Section 80CCG: Rajiv Gandhi Equity Saving Scheme (RGESS)

Section 80CCG: Rajiv Gandhi Equity Saving Scheme (RGESS)

Deepshikha | May 16, 2022 |

Section 80CCG: Rajiv Gandhi Equity Saving Scheme (RGESS)

Section 80CCG: Rajiv Gandhi Equity Saving Scheme (RGESS)

The Rajiv Gandhi Equity Saving Scheme (RGESS), which enables a deduction under Section 80CCG for investments in specific equity shares and mutual funds, was created by the government to encourage retail investors to invest in shares and mutual funds.

The deduction granted under Section 80CCG is in addition to the Section 80C deduction of Rs. 1,50,000. These deductions can be claimed when submitting an income tax return, and the taxpayer’s income (after deducting all deductions) will be taxable at the individual’s income tax slab rates.

Key Features of Section 80CCG: Rajiv Gandhi Equity Saving Scheme (RGESS)

Individuals and not HUFs are eligible for the income tax deduction under Section 80CCG for investments made through the Rajiv Gandhi Equity Saving Scheme. Furthermore, the individual must be a resident of India and not a non-resident.

To be eligible for a deduction under Section 80CCG, the income of the investor investing in the Rajiv Gandhi Equity Saving Scheme for the financial year in which the investment is made must be less than 12 lakhs.

The Rajiv Gandhi Equity Saving Scheme has a three-year lock-in period for investments. The first year is a fixed lock-in period, followed by two years of flexible lock-in.

During the fixed lock-in term, the investor is unable to sell the securities; but, during the flexible lock-in time, he can sell the assets.

Investors who sell securities during the flexible lock-in period must reinvest in any eligible security for at least 270 days in a year, or maintain their level of investment at the amount for which they have claimed an income tax deduction under Section 80CCG or maintain their level of investment at the value of the portfolio before initiating a sale transaction, whichever is less.

Individuals eligible to claim benefits of the Rajiv Gandhi Equity Saving Scheme (RGESS)

This Section 80CCG income tax deduction is exclusively accessible to new retail investors.
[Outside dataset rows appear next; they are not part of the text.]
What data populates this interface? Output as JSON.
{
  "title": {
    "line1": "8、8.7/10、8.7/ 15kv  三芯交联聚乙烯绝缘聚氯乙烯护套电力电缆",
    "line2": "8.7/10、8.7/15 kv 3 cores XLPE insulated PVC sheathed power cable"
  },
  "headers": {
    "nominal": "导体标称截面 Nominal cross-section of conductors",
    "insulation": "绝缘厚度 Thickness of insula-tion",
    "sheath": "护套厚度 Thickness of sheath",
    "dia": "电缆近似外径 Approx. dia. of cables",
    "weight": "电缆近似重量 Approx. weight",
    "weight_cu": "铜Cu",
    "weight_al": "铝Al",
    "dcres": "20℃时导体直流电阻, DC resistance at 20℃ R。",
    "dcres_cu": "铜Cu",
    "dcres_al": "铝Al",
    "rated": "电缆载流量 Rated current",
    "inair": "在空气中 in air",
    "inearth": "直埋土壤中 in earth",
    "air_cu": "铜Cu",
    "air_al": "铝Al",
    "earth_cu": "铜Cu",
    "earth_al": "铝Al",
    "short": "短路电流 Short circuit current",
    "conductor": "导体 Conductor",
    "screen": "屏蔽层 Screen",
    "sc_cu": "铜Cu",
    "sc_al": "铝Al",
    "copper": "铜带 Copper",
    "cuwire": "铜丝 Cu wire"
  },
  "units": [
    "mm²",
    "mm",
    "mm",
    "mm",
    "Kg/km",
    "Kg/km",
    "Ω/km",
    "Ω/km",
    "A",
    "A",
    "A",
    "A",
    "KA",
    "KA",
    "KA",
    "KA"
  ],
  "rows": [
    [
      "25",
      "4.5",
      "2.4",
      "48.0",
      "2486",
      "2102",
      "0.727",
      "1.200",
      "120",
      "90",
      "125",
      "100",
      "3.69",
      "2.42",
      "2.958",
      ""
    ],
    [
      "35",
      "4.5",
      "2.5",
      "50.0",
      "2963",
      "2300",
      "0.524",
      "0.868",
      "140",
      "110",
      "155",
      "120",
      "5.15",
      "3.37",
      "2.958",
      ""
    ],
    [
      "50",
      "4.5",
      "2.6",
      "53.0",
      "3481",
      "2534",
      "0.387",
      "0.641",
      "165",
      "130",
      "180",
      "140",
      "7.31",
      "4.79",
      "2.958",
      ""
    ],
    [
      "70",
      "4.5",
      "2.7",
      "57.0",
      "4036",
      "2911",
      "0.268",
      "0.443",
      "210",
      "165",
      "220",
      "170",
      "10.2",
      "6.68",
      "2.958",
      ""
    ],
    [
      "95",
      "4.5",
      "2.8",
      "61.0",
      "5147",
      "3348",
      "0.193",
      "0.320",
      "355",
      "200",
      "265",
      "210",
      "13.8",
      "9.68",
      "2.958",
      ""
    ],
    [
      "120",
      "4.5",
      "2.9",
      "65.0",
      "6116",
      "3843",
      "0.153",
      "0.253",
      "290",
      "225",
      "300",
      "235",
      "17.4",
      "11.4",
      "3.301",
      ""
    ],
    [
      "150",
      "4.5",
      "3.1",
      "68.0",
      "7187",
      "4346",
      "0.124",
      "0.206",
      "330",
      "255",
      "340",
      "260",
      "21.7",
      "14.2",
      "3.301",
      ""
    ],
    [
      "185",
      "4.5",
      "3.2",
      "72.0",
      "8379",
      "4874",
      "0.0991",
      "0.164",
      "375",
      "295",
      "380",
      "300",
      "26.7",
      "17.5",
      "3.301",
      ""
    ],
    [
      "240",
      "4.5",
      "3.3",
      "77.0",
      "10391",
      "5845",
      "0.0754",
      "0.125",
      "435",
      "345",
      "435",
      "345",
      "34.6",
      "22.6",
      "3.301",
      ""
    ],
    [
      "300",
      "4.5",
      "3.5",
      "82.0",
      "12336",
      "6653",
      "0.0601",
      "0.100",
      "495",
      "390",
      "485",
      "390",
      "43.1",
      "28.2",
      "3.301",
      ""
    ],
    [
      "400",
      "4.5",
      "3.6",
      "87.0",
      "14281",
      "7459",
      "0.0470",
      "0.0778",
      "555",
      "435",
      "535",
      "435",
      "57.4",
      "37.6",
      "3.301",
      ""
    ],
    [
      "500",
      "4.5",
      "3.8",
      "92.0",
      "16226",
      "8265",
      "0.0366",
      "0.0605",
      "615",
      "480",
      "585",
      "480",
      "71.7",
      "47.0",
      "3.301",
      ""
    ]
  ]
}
Beginning with the first year, the new retail investor may invest in one or more financial years in a block of three consecutive financial years.

The word New Retail Investor means:

  • Any person who has not opened a Demat account or performed any derivative trades as of the Scheme’s notice date.
  • Any individual who has opened a Demat account before the notification of the Scheme but has not made any transactions in the equity segment or the derivative segment till the date of notification of the Scheme.

Individuals who are the second holder of an account but have no account as the first holder are also eligible to be categorized as new retail investors and can claim a deduction for the Rajiv Gandhi Equity Saving Scheme under Section 80CCG.

Furthermore, it has been established that investors who do not have a Demat account but own physical shares of firms can claim a deduction for the Rajiv Gandhi Equity Saving Scheme under Section 80CCG.

Eligible Securities for Rajiv Gandhi Equity Saving Scheme (RGESS)

  1. The top 100 shares of NSE and BSE i.e. CNX-100/BSE-100
  2. Equity Shares of Public Sector Enterprises which are categorized by the Govt as Maharatna, Navaratna and Miniratna
  3. Units of Exchange Traded Funds (ETFs) or Mutual Fund (MF) Schemes with RGESS eligible securities as mentioned in (1) and (2) above.
  4. Follow-on Public Offers (FPOs) of securities mentioned in (1) and (2) above
  5. New Fund Offers (NFOs) of (3) above
  6. Initial Public Offers (IPOs) of PSUs which are scheduled to get listed in the relevant financial year and where the Govt holding is less than 51% and whose annual turnover is not less than Rs. 4000 crore for each of the immediate past three financial years.

Additional Information Regarding Rajiv Gandhi Equity Saving Scheme

  • The investor is not permitted to sell, hypothecate, or pledge any security during the Fixed Lock-in term. During the Flexible Lock-in period, however, he may do so.
  • When considering investments of up to Rs 50,000, charges such as brokerage and STT are not included.
  • To invest in the RGESS, you’ll need a Demat account. If the investor already has one, he must designate it to be eligible for the scheme’s benefits. The investor will be required to provide Form A and a copy of their PAN card to designate an existing Demat account for RGESS.
  • If an individual does not want to contribute particular assets to the Rajiv Gandhi Equity Savings Scheme (RGESS), he must file Form B within one month of the transaction date, and such shares will not be eligible for a deduction or be subject to the lock-in period.
  • If the qualified stocks are sold before the lock-in period ends, the previous income tax deduction under Section 80CCG will be reversed, and the proceeds will be taxed in the year the securities are sold.